UK charities Rethink Mental Illness, Mind and the National Autistic Society intervened in the case to provide evidence based on the experiences of their members and supporters.
Almost 20,000 people are assessed each week for ESA - including those moving over from the old benefit system of Incapacity Benefit (IB) - in England, Wales and Scotland, DWP figures show. The benefits system in Northern Ireland is administered separately.
More than a third of these people are claiming primarily for mental health problems, meaning tens of thousands of people each month are going through a process that puts them at a substantial disadvantage, the mental health charity said.
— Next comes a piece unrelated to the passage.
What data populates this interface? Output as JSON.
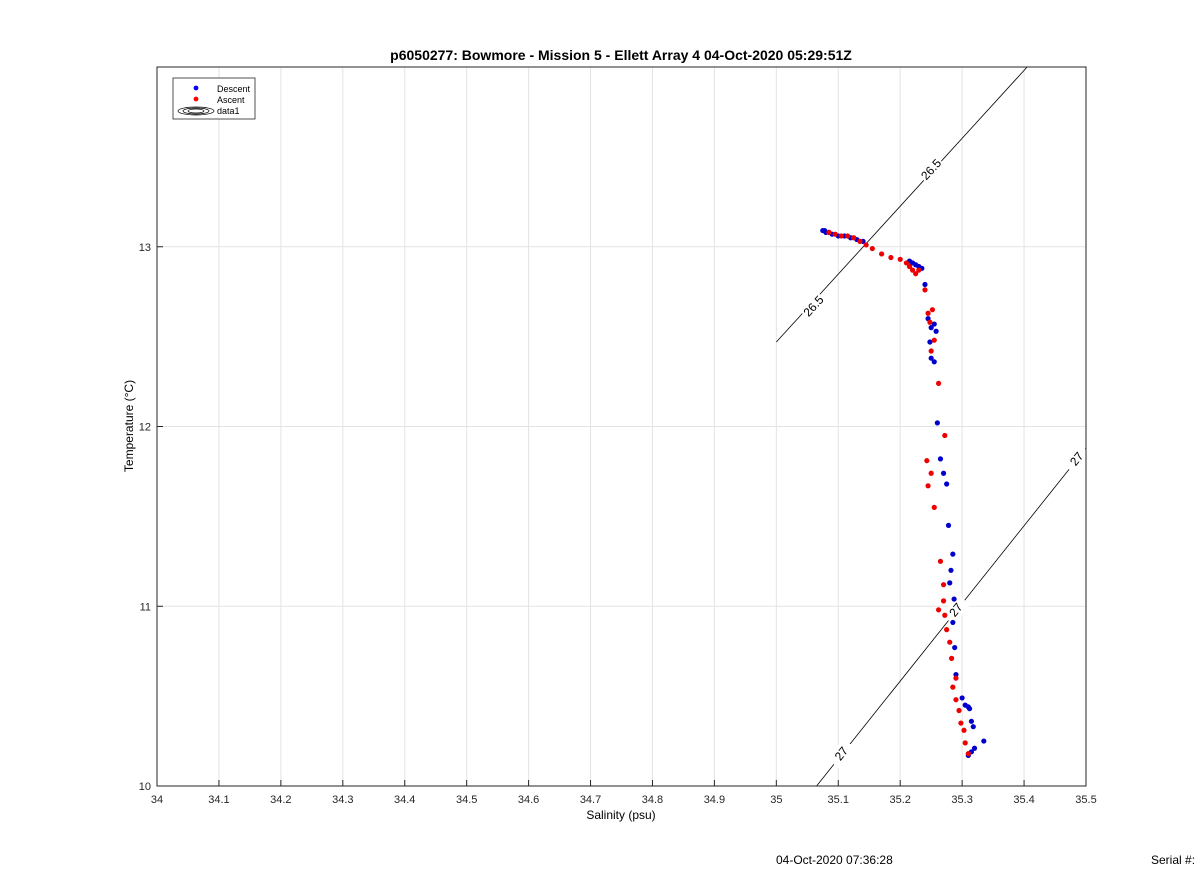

Under the current system, evidence from a professional, such as a GP or social worker, is expected to be provided by claimants themselves. There is no obligation for the DWP to collect this evidence, even on behalf of the most vulnerable claimants - apart from in some rare cases.
The charities involved in the case called on the government to suspend use of WCA tests for the people they help.
Mind's chief executive Paul Farmer said: "The judgment is a victory, not only for the two individuals involved in this case, but for thousands of people who have experienced additional distress and anxiety because they have struggled through an assessment process which does not adequately consider the needs of people with mental health problems."
The DWP said it wished to work with charities to "continually improve" the WCA for people with mental health problems.
But a spokesperson said: "We disagree with today's ruling and intend to appeal.
"We believe we have made - and continue to make - significant improvements to the WCA process for people with mental health conditions. The percentage of people with mental health conditions who go into the support group for ESA has more than tripled since 2010.
The DWP said the tribunal had made clear that there are safeguards built in to the WCA process to help ESA claimants.